Is there any open source (freeware)or paid Remote control  software  Like Radmin. Need remote access to network computers and servers over a LAN Like Radmin. thank you


----------



## RCuber (Apr 20, 2015)

*www.realvnc.com/ *www.teamviewer.com/hi/index.aspx


----------



## ramakanta (Apr 23, 2015)

teamviwer require internet connection so it is not suitable . but RealVNC I am confuse , which one download. and how to used it and is RaelVNC free ???. thank you.


----------



## dashing.sujay (Apr 24, 2015)

You can try LogMeIn, but can't say if it will require internet for LAN access.

It's arguably one of the best remote control softwares out there.


----------



## ramakanta (Apr 25, 2015)

Is Remote Desktop Connection same as Radmin or Vnc .


----------



## whitestar_999 (Apr 26, 2015)

basically yes but with less features & ease of use.e.g.configuring it over internet is complicated compared to simple install & run procedure of logmein,radmin etc.


----------



## ramakanta (Apr 27, 2015)

whitestar_999 said:


> basically yes but with less features & ease of use.e.g.configuring it over internet is complicated compared to simple install & run procedure of logmein,radmin etc.

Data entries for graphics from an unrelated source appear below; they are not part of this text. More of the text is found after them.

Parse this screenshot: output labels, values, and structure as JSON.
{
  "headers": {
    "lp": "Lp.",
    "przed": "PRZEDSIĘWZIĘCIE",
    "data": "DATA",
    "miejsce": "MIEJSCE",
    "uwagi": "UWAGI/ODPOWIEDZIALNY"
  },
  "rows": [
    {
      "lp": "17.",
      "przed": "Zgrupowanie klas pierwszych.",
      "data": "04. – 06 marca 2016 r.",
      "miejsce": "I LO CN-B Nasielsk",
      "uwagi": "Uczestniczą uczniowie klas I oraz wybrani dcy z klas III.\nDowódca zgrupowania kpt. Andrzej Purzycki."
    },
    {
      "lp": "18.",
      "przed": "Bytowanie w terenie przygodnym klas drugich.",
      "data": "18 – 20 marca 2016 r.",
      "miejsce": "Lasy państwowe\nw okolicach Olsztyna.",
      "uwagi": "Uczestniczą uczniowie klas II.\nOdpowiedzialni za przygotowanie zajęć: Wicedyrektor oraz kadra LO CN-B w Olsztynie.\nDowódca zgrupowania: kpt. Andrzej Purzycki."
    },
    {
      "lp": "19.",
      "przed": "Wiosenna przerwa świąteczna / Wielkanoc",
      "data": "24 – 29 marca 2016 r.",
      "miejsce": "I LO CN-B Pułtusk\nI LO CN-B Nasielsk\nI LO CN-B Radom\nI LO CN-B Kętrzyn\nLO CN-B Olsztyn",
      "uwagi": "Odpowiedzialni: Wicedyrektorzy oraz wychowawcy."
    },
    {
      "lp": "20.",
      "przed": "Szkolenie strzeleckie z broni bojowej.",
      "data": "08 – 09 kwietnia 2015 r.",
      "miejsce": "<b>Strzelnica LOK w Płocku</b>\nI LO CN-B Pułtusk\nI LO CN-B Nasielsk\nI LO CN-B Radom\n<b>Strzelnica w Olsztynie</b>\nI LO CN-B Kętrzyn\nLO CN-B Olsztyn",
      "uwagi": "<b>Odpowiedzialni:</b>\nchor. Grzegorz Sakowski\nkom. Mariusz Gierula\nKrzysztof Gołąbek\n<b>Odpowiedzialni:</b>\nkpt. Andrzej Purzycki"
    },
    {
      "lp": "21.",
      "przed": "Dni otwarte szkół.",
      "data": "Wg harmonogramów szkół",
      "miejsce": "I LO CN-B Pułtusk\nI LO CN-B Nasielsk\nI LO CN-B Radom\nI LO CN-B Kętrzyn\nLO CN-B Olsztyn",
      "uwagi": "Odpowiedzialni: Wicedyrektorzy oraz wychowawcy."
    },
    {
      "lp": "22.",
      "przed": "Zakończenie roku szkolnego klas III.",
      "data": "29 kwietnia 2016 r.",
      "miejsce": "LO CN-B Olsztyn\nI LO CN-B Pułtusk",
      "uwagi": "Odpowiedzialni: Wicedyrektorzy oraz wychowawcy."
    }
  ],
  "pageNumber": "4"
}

just I want to see  over a LAN . just want to see another desktop over LAN( without internet ). is possible ?? if yes , then how to configure????


----------



## whitestar_999 (Apr 27, 2015)

right click my computer icon & select properties--remote settings.enable allow connections running any version of remote desktop.search remote desktop in start menu/accessories & open it.enter the ip of that pc in lan & username password of an account in that pc.


----------